Robertson IPO Would Bring Cash and Talent

SAN FRANCISCO - A partial spinoff of Robertson Stephens Inc., the San Francisco-based investment bank owned by FleetBoston Financial Corp., could pull in as much as $2 billion in cash for Fleet and act as an important magnet for investment banking talent.

Fleet chairman Terrence Murray confirmed last week at an investor conference in New York that the company had been considering a partial spinoff of the wholly owned investment banking unit. The comment, which was made in response to a question, came after weeks of speculation about such a move.

For Fleet, such an offering would have two main advantages. First, the proceeds could be used as capital in the future. Second, with a market value attached to Robertson Stephens, Fleet would have an easier time convincing investors that its stock should reflect the value of its booming capital markets business.

"It's always nice to have an extra bundle of cash," said Andy Collins, an analyst at ING Barings.

In addition, Fleet would have a more powerful array of employee incentives, analysts said. Fleet is such a diversified company that the earnings of Robertson Stephens have modest impact on overall earnings. Creating a Robertson Stephens stock would give employees of the unit "a purer play" on its performance, said Thomas Theurkauf, an analyst at Keefe, Bruyette & Woods.

Indeed, reasons for Robertson Stephens to have its own stock are manifold, with compensation topping the list. Investment banks that are owned by a larger parent whose main line of business is much different than its own have found other ways to reward highly sought-after workers - particularly with opportunities to invest in bank-managed private equity funds.

But often those nonstock incentives are not enough.

"Some of the more successful business models give employees of the brokerage a separate stock as a reward," said Lori Appelbaum, an analyst at Goldman Sachs & Co.

PNC Financial Services Group in Pittsburgh launched an initial public offering for its investment management unit, BlackRock, last October and sold nine million shares. PNC retained 70% of the company.

In PNC's annual report for last year, former chairman Thomas O'Brien said the partial spinoff, by creating a currency to attract and retain key employees, would help BlackRock expand.

BlackRock did just that, attracting a team of equity portfolio managers in Europe last year.

Sources familiar with the situation said that Robertson Stephens has been discussing an initial public offering with Fleet executives for months, and that such discussions are "nowhere near finalized." A potential IPO was first reported Sept. 6 by the San Francisco Chronicle, which cited unnamed sources.

But one analyst, citing Fleet's dealmaking history, said the Boston-based banking company may be looking for a spinoff soon rather than later, because of the increasingly wide spread between the valuations of investment banks and brokerages and the valuations of commercial banks.

"I view Fleet as a good dealmaker - they buy right and they sell right," said Mr. Collins. "They may be thinking that if valuation differentials are getting excessive between banks and brokerages, it's a good time to get a public valuation of the company."

Brokerage stocks have been trading at all-time highs this year. The biggest of the Wall Street firms have been trading at 16 to 18 times their 2000 earnings. Fleet shares, in contrast, were trading at about 12 times trailing earnings, about average for commercial banks.
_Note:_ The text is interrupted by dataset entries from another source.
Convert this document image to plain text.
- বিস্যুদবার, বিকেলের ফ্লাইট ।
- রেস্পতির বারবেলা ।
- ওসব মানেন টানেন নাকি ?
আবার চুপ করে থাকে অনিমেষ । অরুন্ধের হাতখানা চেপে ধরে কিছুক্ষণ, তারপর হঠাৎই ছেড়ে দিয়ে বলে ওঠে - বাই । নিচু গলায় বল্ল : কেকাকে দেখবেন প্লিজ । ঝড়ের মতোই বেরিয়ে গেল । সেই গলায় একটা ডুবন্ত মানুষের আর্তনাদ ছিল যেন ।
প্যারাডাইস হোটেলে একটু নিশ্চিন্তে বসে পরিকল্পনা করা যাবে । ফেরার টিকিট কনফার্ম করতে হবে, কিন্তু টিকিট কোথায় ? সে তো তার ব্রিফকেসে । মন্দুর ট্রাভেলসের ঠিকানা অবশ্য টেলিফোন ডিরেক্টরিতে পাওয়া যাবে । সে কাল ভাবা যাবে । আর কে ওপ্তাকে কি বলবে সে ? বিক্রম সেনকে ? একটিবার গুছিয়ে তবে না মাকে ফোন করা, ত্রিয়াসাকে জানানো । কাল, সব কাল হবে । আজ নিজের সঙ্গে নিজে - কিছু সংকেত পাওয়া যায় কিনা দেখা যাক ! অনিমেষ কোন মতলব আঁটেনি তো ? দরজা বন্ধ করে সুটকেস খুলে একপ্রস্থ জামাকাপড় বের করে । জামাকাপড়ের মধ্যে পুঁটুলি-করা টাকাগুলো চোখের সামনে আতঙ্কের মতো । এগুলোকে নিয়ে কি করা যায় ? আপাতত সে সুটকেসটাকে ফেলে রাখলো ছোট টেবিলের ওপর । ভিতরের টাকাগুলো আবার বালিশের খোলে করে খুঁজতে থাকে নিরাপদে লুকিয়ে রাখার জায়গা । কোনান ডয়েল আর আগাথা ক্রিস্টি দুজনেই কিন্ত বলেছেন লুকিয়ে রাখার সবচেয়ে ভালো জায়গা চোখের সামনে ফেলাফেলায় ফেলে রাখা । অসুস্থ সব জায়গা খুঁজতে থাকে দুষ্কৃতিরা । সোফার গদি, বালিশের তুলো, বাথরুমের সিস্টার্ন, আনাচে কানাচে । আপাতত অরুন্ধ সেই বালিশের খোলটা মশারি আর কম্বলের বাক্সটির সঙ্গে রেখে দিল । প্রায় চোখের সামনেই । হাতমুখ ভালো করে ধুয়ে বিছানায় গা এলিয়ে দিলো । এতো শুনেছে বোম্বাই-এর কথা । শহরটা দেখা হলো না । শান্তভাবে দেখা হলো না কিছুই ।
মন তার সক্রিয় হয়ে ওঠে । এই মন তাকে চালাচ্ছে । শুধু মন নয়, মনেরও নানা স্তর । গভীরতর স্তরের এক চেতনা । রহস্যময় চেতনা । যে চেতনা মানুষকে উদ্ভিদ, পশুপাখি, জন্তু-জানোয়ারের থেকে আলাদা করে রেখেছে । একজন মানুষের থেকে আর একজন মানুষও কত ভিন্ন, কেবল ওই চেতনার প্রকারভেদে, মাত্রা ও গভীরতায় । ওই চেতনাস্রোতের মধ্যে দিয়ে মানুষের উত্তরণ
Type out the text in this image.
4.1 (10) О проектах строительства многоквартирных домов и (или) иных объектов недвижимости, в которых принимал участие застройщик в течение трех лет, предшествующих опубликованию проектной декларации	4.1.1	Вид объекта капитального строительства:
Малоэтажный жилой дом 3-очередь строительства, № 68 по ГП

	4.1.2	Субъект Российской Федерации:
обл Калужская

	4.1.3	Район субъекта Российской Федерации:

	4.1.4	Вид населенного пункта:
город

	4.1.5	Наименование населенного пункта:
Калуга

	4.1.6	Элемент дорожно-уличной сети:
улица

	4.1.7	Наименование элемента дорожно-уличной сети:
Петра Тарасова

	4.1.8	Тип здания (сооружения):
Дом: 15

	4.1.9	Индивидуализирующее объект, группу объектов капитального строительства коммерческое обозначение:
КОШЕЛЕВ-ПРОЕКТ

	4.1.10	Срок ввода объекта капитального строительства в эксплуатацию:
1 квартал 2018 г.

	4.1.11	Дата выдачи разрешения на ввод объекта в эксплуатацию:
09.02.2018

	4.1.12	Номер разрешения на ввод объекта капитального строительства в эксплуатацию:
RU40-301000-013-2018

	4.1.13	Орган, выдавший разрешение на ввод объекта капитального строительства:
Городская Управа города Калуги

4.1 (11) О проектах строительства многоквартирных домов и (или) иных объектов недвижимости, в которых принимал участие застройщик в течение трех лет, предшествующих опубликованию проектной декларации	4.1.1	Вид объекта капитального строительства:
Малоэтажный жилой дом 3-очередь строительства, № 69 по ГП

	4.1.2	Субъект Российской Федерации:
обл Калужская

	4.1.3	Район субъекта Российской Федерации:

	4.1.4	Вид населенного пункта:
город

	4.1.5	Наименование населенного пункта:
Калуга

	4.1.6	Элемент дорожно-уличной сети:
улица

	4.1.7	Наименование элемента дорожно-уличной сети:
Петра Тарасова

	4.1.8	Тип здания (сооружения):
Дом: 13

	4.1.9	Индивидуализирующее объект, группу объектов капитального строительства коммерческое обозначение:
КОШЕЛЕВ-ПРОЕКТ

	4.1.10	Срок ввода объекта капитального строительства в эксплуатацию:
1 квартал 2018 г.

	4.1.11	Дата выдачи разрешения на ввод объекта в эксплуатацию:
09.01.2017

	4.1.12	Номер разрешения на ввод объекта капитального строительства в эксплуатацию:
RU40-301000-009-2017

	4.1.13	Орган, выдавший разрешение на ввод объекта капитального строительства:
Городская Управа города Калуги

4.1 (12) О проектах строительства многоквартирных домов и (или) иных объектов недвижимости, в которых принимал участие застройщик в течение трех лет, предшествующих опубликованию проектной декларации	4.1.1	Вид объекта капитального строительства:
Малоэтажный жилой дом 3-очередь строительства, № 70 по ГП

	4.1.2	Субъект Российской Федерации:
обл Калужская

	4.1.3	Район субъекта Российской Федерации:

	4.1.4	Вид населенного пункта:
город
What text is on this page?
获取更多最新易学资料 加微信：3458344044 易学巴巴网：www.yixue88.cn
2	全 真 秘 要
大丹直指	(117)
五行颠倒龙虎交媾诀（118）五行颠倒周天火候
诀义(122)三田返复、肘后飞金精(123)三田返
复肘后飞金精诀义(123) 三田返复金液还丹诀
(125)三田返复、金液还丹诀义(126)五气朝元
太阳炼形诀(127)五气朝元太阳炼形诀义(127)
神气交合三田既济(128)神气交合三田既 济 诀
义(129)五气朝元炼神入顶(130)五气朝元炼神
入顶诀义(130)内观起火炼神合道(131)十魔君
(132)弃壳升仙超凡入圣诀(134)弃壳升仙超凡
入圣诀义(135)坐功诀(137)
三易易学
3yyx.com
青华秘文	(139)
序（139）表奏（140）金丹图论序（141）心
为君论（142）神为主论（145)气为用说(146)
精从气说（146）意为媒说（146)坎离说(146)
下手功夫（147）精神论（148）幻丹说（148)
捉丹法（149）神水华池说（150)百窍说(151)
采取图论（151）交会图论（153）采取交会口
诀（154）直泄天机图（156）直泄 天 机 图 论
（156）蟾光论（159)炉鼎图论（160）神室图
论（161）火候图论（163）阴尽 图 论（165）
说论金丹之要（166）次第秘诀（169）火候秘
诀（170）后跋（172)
That could change for Fleet in the event of a Robertson Stephens IPO, regardless of its size, because the value of the investment banking business would be easier for investors to identify. The unit, whose business is focused on advising and underwriting equity offerings for young, high-growth companies, is expected to produce net income of about $275 million this year, year-to-date capital markets activity and its half-year earnings suggest, said Mr. Collins.

If a Robertson Stephens offering is valued at about 13 to 14 times earnings, roughly in line with or just above investment houses like Lehman Brothers - Robertson Stephens' specialization in the high-growth equities business could command a premium - that puts a market capitalization for an IPO at between $3.5 billion to $4 billion.

Such a valuation for Robertson Stephens would reflect the price of another investment bank that was recently acquired by a commercial bank. In December, Chase Manhattan Corp. bought the emerging growth specialist Hambrecht & Quist Group of San Francisco for a little over 12 times 1999 earnings.

Fleet's Mr. Murray did not indicate when an offering might be made or how many shares would be offered to the public.

Liz Moyer contributed to this report.